I have a cold room behind the kitchen. When the cold weather arrives, we seal it off -- completely -- from the rest of the house. I stuck a thermometer in there this year. It read 40 deg F or lower while the kitchen on the other side of the wall read 65 deg F. It's colder because it has horrible windows (double panes of bare, bulky glass which will make great cold frame covers when we replace the windows next year -- they slide in wooden grooves and are quite drafty) and not much insulation anywhere. The wall between it and the kitchen is insulated and we've created a barrier + door in the 4 foot wide opening between the two.
Our basement is small and the presence of the gas furnace down there keeps it too warm to keep many root cellar crops for long. Squash does well. There's a corner where I can put a bucket of apples. But potatoes, onions, and carrots invariably sprout.
I had a large plastic box with an attached deep lid, left over Reflectix from the door, and left over insulation from the attic. I constructed a false floor in the box and stuffed it with insulation. More insulation went in the lid and sides and was covered with the Reflectix. I placed the finished box towards the kitchen wall side of the room.

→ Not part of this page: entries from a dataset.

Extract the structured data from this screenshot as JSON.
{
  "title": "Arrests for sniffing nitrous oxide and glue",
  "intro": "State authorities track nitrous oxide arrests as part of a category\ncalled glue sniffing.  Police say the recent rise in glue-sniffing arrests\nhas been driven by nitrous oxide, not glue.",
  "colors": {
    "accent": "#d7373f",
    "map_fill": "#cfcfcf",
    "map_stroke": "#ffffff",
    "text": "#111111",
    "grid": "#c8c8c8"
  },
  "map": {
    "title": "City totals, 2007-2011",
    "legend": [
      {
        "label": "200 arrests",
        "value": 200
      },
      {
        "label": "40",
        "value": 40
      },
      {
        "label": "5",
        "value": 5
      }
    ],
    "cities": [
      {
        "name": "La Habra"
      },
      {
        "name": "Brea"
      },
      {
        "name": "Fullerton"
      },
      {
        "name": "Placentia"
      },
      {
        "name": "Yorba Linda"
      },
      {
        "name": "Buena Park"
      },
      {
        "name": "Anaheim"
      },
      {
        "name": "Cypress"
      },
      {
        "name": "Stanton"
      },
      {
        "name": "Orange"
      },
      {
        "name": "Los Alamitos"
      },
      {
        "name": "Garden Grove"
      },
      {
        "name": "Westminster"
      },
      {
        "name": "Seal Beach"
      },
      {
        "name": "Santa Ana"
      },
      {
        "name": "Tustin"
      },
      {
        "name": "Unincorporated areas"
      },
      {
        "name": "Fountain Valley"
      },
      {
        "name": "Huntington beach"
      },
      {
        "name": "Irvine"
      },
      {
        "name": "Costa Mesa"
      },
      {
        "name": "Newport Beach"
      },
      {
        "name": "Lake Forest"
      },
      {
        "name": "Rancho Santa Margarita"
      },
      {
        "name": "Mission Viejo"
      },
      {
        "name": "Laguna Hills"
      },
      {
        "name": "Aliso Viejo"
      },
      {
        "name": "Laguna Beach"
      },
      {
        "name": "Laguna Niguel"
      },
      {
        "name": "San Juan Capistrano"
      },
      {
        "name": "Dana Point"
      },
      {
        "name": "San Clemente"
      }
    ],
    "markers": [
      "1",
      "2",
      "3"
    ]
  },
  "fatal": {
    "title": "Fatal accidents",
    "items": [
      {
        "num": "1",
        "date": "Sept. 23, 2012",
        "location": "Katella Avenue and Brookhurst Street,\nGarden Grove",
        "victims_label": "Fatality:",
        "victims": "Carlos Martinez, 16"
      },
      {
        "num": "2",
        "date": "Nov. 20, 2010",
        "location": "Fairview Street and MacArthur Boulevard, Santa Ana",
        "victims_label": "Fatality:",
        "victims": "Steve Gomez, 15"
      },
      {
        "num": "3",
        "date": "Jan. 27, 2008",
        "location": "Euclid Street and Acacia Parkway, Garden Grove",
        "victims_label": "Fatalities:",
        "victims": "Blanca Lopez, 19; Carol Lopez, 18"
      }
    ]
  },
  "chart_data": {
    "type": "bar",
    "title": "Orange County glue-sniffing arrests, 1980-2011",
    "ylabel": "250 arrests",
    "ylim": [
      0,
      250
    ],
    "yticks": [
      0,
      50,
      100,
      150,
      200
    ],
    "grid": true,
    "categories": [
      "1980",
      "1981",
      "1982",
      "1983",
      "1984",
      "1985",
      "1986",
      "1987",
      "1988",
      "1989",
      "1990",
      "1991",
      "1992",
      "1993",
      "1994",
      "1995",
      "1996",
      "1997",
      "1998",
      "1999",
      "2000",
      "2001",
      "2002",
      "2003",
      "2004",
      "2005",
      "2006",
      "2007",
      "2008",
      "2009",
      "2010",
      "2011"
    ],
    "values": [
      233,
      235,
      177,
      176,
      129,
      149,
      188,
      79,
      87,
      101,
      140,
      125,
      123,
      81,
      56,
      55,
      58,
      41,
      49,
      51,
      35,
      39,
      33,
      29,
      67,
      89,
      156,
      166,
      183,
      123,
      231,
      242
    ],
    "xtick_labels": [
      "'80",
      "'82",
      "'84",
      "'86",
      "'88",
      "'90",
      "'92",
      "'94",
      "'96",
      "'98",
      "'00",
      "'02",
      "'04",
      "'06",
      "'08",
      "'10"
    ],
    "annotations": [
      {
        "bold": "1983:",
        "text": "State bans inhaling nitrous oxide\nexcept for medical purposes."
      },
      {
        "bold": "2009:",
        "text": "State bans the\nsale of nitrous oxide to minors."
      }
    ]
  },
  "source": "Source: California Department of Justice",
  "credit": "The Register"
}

I put in onions, red onions, potatoes, sweet potatoes, carrots, mandarins and grapefruit in mid-December. The last of the mandarins were used (and still in excellent shape) the last week of January. We went away the first two weeks of February, turning down the heat in the house to 60 deg F. When we came back, the carrots were frozen -- they were in plastic and in the section of the box furthest from the wall. But sweet potatoes in plastic in the middle of the box were moldy (they went to the compost). The rest of the produce was fine. A key point coming out of this is to not store items in plastic. Those in cloth or heavy paper bags were fine.
We'll see how things go the rest of February.